Éphéméride du bien être

J’avais entrepris de lister les moments heureux de mon existence trouvant les autres trop envahissants, peut-être en raison d’un caractère chagrin ou d’une mémoire axée sur le négatif…

Sans le savoir, en exécutant cette démarche, je rejoignais des pratiques de psychologie positive qui connaissent depuis quelques années un grand succès. (La méthode Coué, pourtant souvent moquée, était pionnière  en la matière.)

L’un des exercices proposés implique d’évoquer, juste avant de s’endormir, trois moments agréables vécus dans la journée. Cette proposition me parut jouable. Cependant je m’interrogeais sur la notion d’agréable et sur la durée du moment. Le processus semblant autoriser une certaine souplesse, je décidai de m’y confronter.

Dès lors, je notais mentalement au fur et à mesure du déroulement d’une journée ce qui pourrait être retenu. Ainsi j’avais contemplé une aube  dans des tons verts et jaunes, j’avais croqué une  croûte de pain bien craquante pour combler une fringale, j’avais échangé un sourire avec un  jeune enfant inconnu. Était-ce suffisant ? Oui si l’on songe aux petits matins gris, aux pains mous, aux visages hargneux.
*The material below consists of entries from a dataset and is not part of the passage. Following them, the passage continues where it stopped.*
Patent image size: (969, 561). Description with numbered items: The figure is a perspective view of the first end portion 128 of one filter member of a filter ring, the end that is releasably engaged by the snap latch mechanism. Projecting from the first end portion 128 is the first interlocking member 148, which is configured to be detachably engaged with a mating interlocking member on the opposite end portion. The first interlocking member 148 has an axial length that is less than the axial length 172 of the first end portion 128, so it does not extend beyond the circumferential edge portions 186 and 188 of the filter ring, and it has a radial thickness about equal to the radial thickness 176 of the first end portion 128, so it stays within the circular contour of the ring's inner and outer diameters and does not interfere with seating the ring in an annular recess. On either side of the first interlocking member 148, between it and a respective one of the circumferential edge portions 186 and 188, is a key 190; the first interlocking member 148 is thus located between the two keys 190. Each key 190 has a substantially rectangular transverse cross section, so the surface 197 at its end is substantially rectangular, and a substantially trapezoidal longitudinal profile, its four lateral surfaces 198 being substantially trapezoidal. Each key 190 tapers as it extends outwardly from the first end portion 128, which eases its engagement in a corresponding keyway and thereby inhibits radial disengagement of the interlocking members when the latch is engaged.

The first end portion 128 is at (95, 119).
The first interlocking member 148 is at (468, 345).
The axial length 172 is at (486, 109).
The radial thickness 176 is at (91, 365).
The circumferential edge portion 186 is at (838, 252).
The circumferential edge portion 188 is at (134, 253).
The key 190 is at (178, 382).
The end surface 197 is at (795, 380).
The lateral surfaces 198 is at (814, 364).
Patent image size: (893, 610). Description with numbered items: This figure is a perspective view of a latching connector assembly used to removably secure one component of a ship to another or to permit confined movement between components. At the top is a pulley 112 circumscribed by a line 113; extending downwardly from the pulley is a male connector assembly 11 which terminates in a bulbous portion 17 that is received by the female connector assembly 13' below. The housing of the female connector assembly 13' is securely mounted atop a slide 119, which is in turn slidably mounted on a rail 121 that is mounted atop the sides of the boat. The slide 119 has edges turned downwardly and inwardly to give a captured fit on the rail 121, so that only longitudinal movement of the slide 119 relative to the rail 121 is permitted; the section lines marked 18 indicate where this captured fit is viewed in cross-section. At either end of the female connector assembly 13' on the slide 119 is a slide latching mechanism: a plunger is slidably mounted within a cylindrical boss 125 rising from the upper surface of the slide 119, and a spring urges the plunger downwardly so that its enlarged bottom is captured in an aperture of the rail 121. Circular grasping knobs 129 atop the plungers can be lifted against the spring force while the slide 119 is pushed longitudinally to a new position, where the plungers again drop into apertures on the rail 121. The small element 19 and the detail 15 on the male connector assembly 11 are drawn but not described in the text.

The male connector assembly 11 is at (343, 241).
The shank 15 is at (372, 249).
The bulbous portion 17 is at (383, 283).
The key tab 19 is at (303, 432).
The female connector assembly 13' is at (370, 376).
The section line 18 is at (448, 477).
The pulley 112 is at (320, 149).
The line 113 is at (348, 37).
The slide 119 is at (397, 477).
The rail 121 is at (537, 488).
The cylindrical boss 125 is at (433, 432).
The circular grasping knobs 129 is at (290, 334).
Les jours où je m’adonne à une activité physique, j’en tire, le plus souvent, une grande satisfaction. Donc le mardi et le samedi m’offrent un moment agréable, il suffira d’en trouver deux autres pour compléter. Si j’avais une activité physique journalière, pourrait-elle être systématiquement comptabilisée ?

En ce qui concerne les aurores, pas question de recourir à la sonnerie d’un réveil, ce serait la négation de l’aspect agréable d’autant que le soleil n’est pas toujours coopératif. Si je peux combler ma faim avec des mets savoureux trois fois par jour, j’ai déjà le compte. Mais je pressens que seuls les affamés, les malheureux pourraient s’en prévaloir.

Cet exemple comme le précédent introduit l’idée que « l’exceptionnalité » est nécessaire.  Aujourd’hui, j’ai réglé un problème matériel lancinant, est-ce un moment agréable ? Non, « l’agréabilité » est d’un autre ordre.

Quels sont les synonymes d’agréable ? Le dictionnaire semble assez perplexe : plaisant, amusant, satisfaisant, acceptable, convenable, correct, enviable, suffisant, honnête. Il ratisse large. J’admets  « plaisant, satisfaisant, enviable », à la rigueur « amusant » mais rejette les autres, trop tiédasses.

Bien que solitaire par goût, il arrive que certains échanges  soient apaisants. Me faudrait-il aménager des journées en fonction de rencontres qui pourraient se révéler bénéfiques ? Le fait d’être à l’affût de ces moments positifs est en soi amusant,  mais si aucun échange satisfaisant ne se produit, je verserai dans le désagrément, voire la déception, l’amertume, la déprime ou pire.

Chaque soir, un peu inquiète, je me concentre afin d’aligner les trois moments recevables.

Il y a les jours fastes où ils sont nombreux et sans conteste. Est-il possible de stocker le surnombre pour les jours de pénurie ? Ces jours pesants où il faut s’accrocher à de tout petits riens. Jusqu’où peut-on aller ? Une trop maigre collecte transforme cet exercice de relaxation en supplice, avec un arrière goût d’échec.

Mais, globalement, en étant vigilant, cette approche modifie la perception que l’on a du vivre et peut offrir un antidote à la morosité, ne serait-ce que lorsque mon esprit me propose un instant dérisoire pour compléter une série déjà banale et tristoune, ce qui finit par me faire sourire : ce n’est pas si mal.